If my newsfeed had been flooded with yet another cop getting away with killing an unarmed black person, I might have read the books as an allegory about racism and the oppression of African Americans. The inhabitants of Father Earth are divided between “stills” and “orogenes,” also known by the derogatory term “roggas.” (The similarity to the n-word is the trilogy’s only direct metaphor.) Orogenes are capable of triggering or stopping seismic events, a power that can be constructive or lethal, and therefore they’re despised and enslaved in a magic school that couldn’t be more different from Hogwarts. Unschooled and untrained roggas, “the ferals,” are killed.
This is a veiled allusion to the racial oppression prevalent in today’s world. The fictional oppressors go to great lengths to make subjugation look like justice, fairness, even love. These oppressors assure the oppressed that if they try hard enough, behave well, and don’t make any trouble, they’ll have a rewarding career and a wonderful life. It’s all a lie. In interviews, Jemisin, an African-American woman, has said the orogenes were her way of processing systemic racism.
Yet another thread that runs through the trilogy is a complicated love-hate relationship between an orogene mother and her daughter. The daughter resents the mother for putting her through rigorous training to protect her from getting unmasked as a feral, and killed. As Jemison writes, “But that’s no different from what mothers have had to do since the dawn of time: sacrifice the present, in hopes of a better future.” I’m sure many other mothers will share my own feelings of regret about having had to make such sacrifices. That’s what we do when we read books: We take what we want and need at the moment we read it.

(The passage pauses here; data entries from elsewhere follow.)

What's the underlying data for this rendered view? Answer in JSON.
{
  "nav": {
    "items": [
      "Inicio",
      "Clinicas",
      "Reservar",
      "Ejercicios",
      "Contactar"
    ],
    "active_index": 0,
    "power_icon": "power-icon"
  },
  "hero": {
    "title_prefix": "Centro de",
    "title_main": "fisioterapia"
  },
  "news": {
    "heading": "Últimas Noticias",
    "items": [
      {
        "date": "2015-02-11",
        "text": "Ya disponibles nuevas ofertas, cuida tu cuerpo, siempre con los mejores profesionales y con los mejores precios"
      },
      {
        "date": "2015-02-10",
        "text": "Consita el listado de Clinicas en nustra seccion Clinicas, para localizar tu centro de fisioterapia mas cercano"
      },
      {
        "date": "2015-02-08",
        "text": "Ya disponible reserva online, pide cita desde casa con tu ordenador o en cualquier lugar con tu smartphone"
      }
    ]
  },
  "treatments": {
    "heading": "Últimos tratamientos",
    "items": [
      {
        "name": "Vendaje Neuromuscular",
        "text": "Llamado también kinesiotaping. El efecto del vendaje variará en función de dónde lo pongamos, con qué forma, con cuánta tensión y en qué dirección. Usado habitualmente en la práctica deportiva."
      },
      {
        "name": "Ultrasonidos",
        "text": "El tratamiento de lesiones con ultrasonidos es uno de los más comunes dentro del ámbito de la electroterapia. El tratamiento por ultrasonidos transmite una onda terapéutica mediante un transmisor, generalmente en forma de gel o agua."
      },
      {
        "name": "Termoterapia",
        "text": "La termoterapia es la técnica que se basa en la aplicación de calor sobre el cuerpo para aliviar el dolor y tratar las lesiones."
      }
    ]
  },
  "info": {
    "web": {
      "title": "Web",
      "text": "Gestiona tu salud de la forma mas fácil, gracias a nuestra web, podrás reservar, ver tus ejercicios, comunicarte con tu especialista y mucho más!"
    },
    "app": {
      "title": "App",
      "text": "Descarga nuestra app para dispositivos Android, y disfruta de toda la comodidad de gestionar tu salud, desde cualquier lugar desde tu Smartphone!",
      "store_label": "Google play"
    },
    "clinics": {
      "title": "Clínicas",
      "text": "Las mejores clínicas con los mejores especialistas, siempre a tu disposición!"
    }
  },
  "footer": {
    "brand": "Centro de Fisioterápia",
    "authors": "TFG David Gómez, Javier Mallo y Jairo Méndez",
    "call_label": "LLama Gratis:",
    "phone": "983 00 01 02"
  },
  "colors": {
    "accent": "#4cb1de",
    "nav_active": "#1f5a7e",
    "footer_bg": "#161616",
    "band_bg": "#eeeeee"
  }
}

The Stone Sky, the last book in The Broken Earth trilogy, has just been released. The first two installments won the prestigious Hugo Award the past two years in a row—the first time this has happened since two installments in Orson Scott Card’s Ender’s Game series won back-to-back in 1986 and ’87. The Fifth Season is currently in development for a TV series on TNT.
From the opening sentences of The Broken Earth, it’s clear that we have left behind not just everyday reality but also the world of old-school fantasy novels. No white males and their medieval European settings, no immortal elves, no dragons, no magic that can solve any problem. Jemisin’s magic echoes Arthur C. Clarke’s Third Law of Science Fiction: “Any sufficiently advanced technology is indistinguishable from magic.”
The Broken Earth might also be read as a call to arms on an unimaginable scale. It suggests that it might be best to end this world of suffering and injustice—kill the slaves and the slavers alike—and make room for something new. A world without any fifth seasons. A world at peace with Father Earth.
That’s how I read these earth-shattering books. You’ll read them in your own way.